The University of Wisconsin Eau Claire settled a lawsuit last week with the former head of its DEI office. The woman in question, Rochelle Hoffman, filed the lawsuit alleging she was demoted from her position because she is white.
The University of Wisconsin System Board of Regents is paying $265,000 to settle a lawsuit brought by a woman who says she was demoted from a diversity, equity and inclusion leadership position because she is white.
The settlement caps off a three-year legal battle between former University of Wisconsin-Eau Claire employee Rochelle Hoffman and administrators with the campus and university system. Hoffman claims she faced racial hostility from student groups and faculty members in Eau Claire after she was appointed interim director of the university’s office of Multicultural Student Services.
Under the terms of agreement, both Hoffman and regents stipulate that the $265,000 payment “is not to be construed as an admission of liability” or wrongdoing and is intended only to “avoid litigation and buy their peace.”
So, officially, the school has admitted no wrong but there is a lot more to this story. Back in 2022 Hoffman was appointed to lead the campus DEI office by the head of that office, Olga Diaz.
Vice Chancellor Diaz named Hoffman Interim Director of MSS and,later, Assistant Director of MSS because she was the coordinator with the longestrecord of service, highest retention rate for diverse students served and thehighest-ranking person in the merged departments, having previously served asAssistant Director of BB.
Despite Hoffman's qualifications, students thought it was problematic to have a white woman running the Office of Multicultural Student Services (MSS).
During the first Open House forum in February 2022 a student asked, “You hired a white woman as the Interim Director?” Another student asked, “Do you personally feel white staff can do as effective a job as a person of color, within a space for people of color?”
Other students said, “We don’t want white people in the MSS office”, “Our heritage months are not for the campus, they are for us only” and, “Will you hire white people?”
The most surprising thing about this lawsuit is that Hoffman was surprised. Anyone involved in campus DEI ought to know that the whole point of campus DEI is to push identity politics which includes the idea that race trump qualifications. That's exactly how the students at UW saw things. Some of the faulty felt the same way.
Coworkers and staff also opposed Hoffman’s appointment to Interim and then Assistant Director because she was white. Maggie Jensen, a former OMA coordinator told Hoffman her “identity as white” was a significant problem for Jensen and that as the longest serving staff of color Jensen should have been asked to be the Interim Director.

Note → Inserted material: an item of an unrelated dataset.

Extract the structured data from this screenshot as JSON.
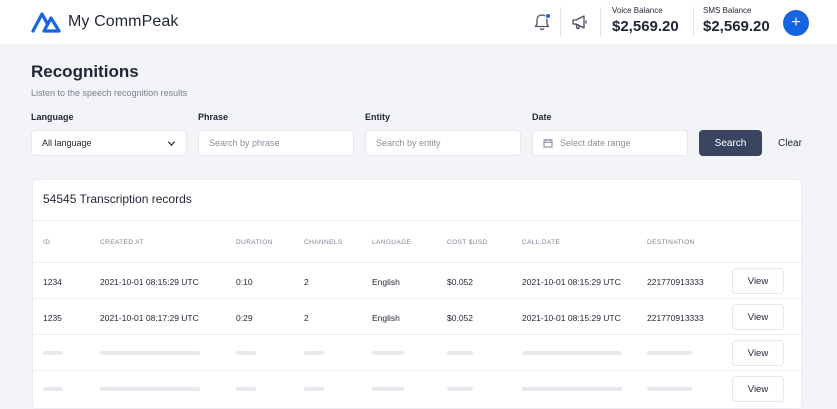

And ultimately the university itself did nothing to help Hoffman keep her job. In July 2022, Hoffman filed a complaint with the Office of Affirmative Action. Subsequently, a class which Hoffman was scheduled to teach (for the fourth year) was pulled away from her and handed over to Maggie Jensen, who had never taught the class. Hoffman was effectively demoted and has since left the school.
Olga Diaz, the person who selected Hoffman for the position also filed a lawsuit against the school. Diaz claimed she was fired after expressing support for Hoffman's decision to file an affirmative action complaint.
My own take on this is that no one should act surprised that DEI led people to support the promotion of skin color over qualifications. What did they think this was about? This really does seem to be a case of the white woman who thought the alligator wouldn't eat her if she was on board with its agenda. But it clearly didn't work out that way.
On the other hand, what the school appears to have done here is illegal. It's a shame this settlement doesn't require them to admit any wrongdoing. Hopefully someone in Trump Department of Education is watching this and adding UW to a list of schools who need to be pushed to get rid of all of their DEI employees. Last month UW Madison announced it was closing its DEI office but it sounds like few, if any, employees were getting fired.
The controversial Division of Diversity, Equity and Education Achievement at the University of Wisconsin-Madison is closing, Chancellor Jennifer Mnookin announced this week.
But a majority of the programs and staff members in the division will be moved to other departments at the university.
Reshuffling and rebranding shouldn't cut it.